Sure Rainn Wilson playing a billionaire science funder is a stretch, but in Bingbing Li, Ruby Rose, Jessica McNamee, Page Kennedy and Masi Oka (yup, the Heroes guy) there's a solid enough cast for what's to come.

And what's to come is The Stathe rescuing folks and then taking down The Meg.

Yes, this sounds daft, dumb, possibly stupid and overblown.

And The Meg is all of these things.

But it works.

Let's face it, you're not sitting here waiting for nuance and twisted sub plots. You're unlikely to be hoping for over-arching themes and messages (but you get a couple).

You're waiting for The Stathe to punch The Meg.

And in this department, the film more than delivers.

It helps no end that the film knows it's daft and over the top, and plays it straight while clearly having a blast.

The effects are pretty much OK, one ropey CGI bit aside, and while the dialogue is at times clunky as all hell it does the job and takes the story to where it needs to go.

Again, let's be clear here — this is not highbrow, nor is it trying to be.

But it is a hell of a lot of fun.

We jumped a couple of times, we were left grinning, we cared about Pippin, we laughed at the stupid bits, we grinned some more.

Basically, we had fun.

A lot of fun.

No, this film won't make you think. It won't make you ponder the deeper questions.

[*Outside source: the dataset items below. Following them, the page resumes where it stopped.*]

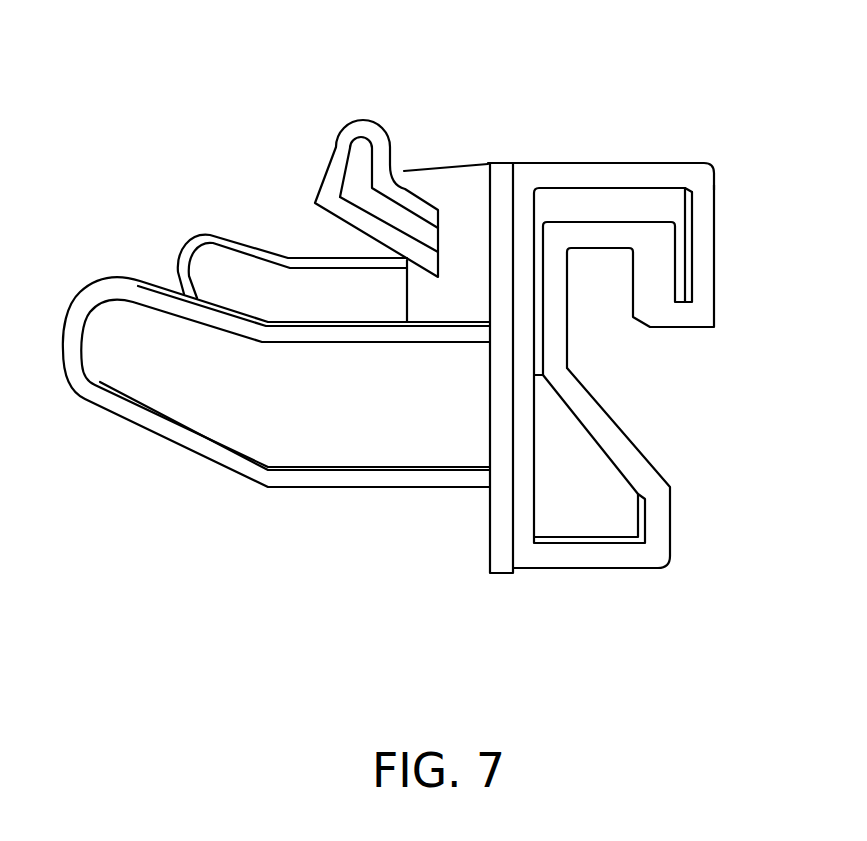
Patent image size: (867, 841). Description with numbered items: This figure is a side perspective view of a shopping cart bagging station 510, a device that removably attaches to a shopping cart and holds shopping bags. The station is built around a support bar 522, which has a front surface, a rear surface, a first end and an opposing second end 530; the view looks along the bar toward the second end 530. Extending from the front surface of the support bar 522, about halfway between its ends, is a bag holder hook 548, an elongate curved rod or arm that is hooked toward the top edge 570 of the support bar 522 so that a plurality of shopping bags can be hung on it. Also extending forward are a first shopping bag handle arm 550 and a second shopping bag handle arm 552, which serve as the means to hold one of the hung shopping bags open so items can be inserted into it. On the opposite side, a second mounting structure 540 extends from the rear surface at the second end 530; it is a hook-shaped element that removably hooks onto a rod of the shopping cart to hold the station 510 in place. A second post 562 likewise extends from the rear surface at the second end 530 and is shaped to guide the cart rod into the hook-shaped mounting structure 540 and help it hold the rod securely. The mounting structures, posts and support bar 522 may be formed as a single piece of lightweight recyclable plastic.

The shopping cart bagging station 510 is at (406, 112).
The support bar 522 is at (469, 182).
The second end 530 is at (503, 597).
The second mounting structure 540 is at (687, 217).
The bag holder hook 548 is at (355, 166).
The first shopping bag handle arm 550 is at (217, 262).
The second shopping bag handle arm 552 is at (263, 437).
The second post 562 is at (633, 518).
The top edge 570 is at (452, 163).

But you'll see The Stathe being dragged through the water by a winch while a giant shark chases him.

And you'll love this.

In amongst all the daftness, though, there is a very strong plus point about this movie.

There are a number of female characters.

They, along with their male colleagues, need rescuing at various times.

But at no point do they need to be running about in their underwear or standing about in a soaking wet T-shirt.

Instead they are strong, well drawn, central to everything and arguably more important than the men.

And that's one of the things that makes The Meg so great (a relative term, granted).

If you look at the recent Jurassic World films, or the knowingly ridiculous Sharknado franchise — The Meg is neither of these.

It has effects that work, a plot that knows where it starts and stops, rounded characters, and a mahoosive monster sharkie.

And it has all this without the blatant sexism that some directors favour so much.



As we said, this is not a deep meaningful film.

But in an empty screen we had a great two hours of entertainment.

And sometimes, that's all you want or need.